Non-streaming responses

1 import time
2 from twelvelabs import TwelveLabs
3 from twelvelabs.types import VideoContext_AssetId, AnalyzePromptV2, SmeMediaSource
4 
5 # 1. Initialize the client
6 client = TwelveLabs(api_key="<YOUR_API_KEY>")
7 
8 # 2. Upload a video
9 asset = client.assets.create(
10     method="url",
11     url="<YOUR_VIDEO_URL>" # Use direct links to raw media files. Video hosting platforms and cloud storage sharing links are not supported
12     # Or use method="direct" and file=open("<PATH_TO_VIDEO_FILE>", "rb") to upload a local file up to 200 MB
13 )
14 print(f"Created asset: id={asset.id}")
15 
16 # 3. Check the status of the asset
17 print("Waiting for asset to be ready...")
18 while True:
19     asset = client.assets.retrieve(asset.id)
20     if asset.status == "ready":
21         print("Asset is ready")
22         break
23     if asset.status == "failed":
24         raise RuntimeError(f"Asset processing failed: id={asset.id}")
25     time.sleep(5)
26 
27 # 4. Analyze your video
28 video = VideoContext_AssetId(asset_id=asset.id)
29 text_stream = client.analyze_stream(
30     model_name="pegasus1.5",
31     video=video,
32     prompt_v_2=AnalyzePromptV2(
33         input_text="<YOUR_PROMPT>",  # To use reference images: "Is there a <@product> in this video?"
34         # media_sources=[
35         #     SmeMediaSource(name="product", media_type="image", url="<YOUR_IMAGE_URL>"),
36         # ],
37     ),
38     # temperature=0.2,
39     # max_tokens=1024,
40     # You can also use `response_format` to request structured JSON responses
41 )
42 
43 # 5. Process the results
44 for text in text_stream:
45     if text.event_type == "text_generation":
46         print(text.text)

The video parameter and all optional parameters (model_name, temperature, max_tokens, response_format, etc) function the same as in the asynchronous approach above.

Troubleshooting

Truncated responses

When the response reaches the maximum response length or the context window, the platform returns the partial output and sets finish_reason to "length". A warning appears in the error field. This can happen for two reasons:

The response reached the maximum response length. To fix this, increase the max_tokens value.
The combined input and response reached the context window. To fix this, reduce the input (shorter prompt, shorter video clip, fewer reference images) or lower the max_tokens value.

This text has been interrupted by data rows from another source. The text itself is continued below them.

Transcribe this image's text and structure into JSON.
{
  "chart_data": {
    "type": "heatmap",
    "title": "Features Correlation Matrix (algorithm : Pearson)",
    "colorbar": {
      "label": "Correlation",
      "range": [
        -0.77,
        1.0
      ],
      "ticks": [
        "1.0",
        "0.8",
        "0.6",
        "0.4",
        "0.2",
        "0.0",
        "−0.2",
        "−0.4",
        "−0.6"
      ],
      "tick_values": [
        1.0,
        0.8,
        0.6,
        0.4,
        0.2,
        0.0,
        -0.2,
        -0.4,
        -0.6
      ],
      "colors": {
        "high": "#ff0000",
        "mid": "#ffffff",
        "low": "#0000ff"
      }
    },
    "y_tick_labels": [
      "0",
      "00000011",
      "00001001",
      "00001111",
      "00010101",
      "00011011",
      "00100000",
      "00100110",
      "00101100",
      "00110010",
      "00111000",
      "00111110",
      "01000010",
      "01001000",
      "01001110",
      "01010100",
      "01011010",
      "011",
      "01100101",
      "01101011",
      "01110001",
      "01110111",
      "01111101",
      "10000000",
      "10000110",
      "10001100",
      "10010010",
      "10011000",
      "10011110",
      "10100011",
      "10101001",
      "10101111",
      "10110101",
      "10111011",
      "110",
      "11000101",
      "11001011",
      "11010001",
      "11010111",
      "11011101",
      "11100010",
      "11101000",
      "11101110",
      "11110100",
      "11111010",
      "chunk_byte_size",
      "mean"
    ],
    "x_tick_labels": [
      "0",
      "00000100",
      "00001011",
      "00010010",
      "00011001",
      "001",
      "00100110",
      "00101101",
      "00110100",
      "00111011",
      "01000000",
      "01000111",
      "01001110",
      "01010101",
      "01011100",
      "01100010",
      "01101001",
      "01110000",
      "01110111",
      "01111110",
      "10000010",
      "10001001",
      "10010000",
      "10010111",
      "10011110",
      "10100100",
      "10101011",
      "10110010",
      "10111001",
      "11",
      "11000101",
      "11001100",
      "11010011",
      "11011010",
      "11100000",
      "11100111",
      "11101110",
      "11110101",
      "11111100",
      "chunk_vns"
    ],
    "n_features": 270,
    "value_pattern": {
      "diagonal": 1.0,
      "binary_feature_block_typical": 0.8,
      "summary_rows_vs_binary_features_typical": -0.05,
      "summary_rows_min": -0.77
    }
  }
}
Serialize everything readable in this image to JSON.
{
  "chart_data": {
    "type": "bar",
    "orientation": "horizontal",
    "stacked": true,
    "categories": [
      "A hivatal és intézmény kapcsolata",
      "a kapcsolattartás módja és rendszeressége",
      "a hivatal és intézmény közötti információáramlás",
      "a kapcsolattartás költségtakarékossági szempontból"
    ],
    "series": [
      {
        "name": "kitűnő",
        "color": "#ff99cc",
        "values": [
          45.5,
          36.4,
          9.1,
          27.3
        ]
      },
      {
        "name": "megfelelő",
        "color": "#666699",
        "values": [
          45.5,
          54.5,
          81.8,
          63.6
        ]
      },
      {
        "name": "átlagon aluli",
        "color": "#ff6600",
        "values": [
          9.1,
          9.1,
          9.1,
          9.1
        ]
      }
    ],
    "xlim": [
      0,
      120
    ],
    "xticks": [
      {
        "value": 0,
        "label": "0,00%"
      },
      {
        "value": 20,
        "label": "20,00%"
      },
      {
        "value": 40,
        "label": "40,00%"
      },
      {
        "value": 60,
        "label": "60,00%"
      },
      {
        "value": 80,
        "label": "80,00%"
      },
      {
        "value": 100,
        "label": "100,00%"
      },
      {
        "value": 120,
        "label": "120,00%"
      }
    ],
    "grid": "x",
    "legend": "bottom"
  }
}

Check usage.input_tokens and usage.output_tokens in the response to determine which limit was reached. For truncation error messages, see Error codes.

Note that Pegasus 1.2 does not use a context window. The maximum response length is 4,096 tokens and the prompt limit is 2,000 tokens.

Stay within the context window

Reduce input size:

Keep prompts focused, especially for longer videos.
Use start_time and end_time to analyze a portion of the video.
Reduce the number or size of reference images.

Control output size:

Set the max_tokens parameter to the length your application needs.
Request only the fields your application requires.

Split large tasks:

Break complex analysis into multiple requests.